You ask, is there a plot or story? Yes, it is about two young performers with stars in their eyes who want to succeed in a very, very competitive business. Drew (Dominique Scott) wants to use the name Wolfgang and become a famous rock singer and yes, he has the pipes to do it. Sherrie (Shannon Mullen) falls in love with Drew and wants to be an actress; she has the looks and can also dance and belt out a song.
Lonny (Justin Colombo) is the narrator of this tale, and works for the strip’s famous Bourbon Club. He is the funny man in the show, who can sing and dance. He also uses colorful bawdy language, so leave the kids at home for this one.

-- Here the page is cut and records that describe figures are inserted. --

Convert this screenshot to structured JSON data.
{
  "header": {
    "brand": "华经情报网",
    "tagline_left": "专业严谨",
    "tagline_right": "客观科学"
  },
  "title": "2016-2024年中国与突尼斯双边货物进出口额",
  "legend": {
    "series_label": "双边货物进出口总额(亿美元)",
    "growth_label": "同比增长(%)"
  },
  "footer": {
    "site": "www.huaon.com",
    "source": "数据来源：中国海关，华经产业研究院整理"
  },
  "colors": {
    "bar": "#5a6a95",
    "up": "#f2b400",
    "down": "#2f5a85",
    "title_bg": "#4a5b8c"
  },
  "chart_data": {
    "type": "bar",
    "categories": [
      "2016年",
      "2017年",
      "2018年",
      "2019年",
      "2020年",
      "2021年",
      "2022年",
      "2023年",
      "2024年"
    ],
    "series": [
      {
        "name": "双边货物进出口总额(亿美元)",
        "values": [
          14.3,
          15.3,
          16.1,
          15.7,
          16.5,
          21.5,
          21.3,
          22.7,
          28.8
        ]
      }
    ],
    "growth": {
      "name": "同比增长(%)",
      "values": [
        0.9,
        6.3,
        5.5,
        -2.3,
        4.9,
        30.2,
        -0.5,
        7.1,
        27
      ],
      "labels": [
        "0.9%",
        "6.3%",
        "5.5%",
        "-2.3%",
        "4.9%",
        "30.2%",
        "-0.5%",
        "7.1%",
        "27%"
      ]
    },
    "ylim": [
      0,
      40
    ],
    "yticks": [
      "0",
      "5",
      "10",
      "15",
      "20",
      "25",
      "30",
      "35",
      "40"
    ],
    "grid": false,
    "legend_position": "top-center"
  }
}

A few subplots stand out. Hertz (Philip Peterson), a German developer and his son Franz want to demolish the strip and rebuild it. Stephen Michael Kane as the very effeminate son Franz was definitely a crowd favorite. Protest groups led by Regina (Megan McHugh), carry signs with demands that include “Rock not Rubble” and “Strippers-Not Strip Malls”. The owners of the club discuss ideas to revive the area; one was particularly intriguing, although not accepted: naked jello wrestling on Thursday nights. What they did bring in was a heavy-metal star Stacee Jaxx (Universo Pereira) who has a fantastic voice and derails the Drew and Sherrie romance for a while. Sherrie has to leave the Bourbon Club, and begins working as a dancer at a “gentlemen’s club” under the guidance of owner Justice (Amma Osei).
The staging of this musical extravaganza is outstanding. A video screen above center stage projects views of Los Angeles that include lots of palm trees and colorful sunsets, and illuminates the action on stage. The costumes are very colorful and in some cases very brief. The cast of seventeen plus five musicians are all in sync and very talented in their endeavors. The decibel levels get rather high at times, but surprising enough, even though this is rock for the most part, the musicians rarely overpower the vocals. Expect a light show along with all the music, with some of the dancing lights spilling out into the audience but only briefly; you won’t need your sunglasses.
The plot of this high energy creation is enough to provide humor and colorful characters and string together all those songs. Again this is for mature audiences recommended for ages 14+, especially those who remember the hard living 80’s and its rock and roll heritage. This is a jukebox musical that really works. Don’t miss it.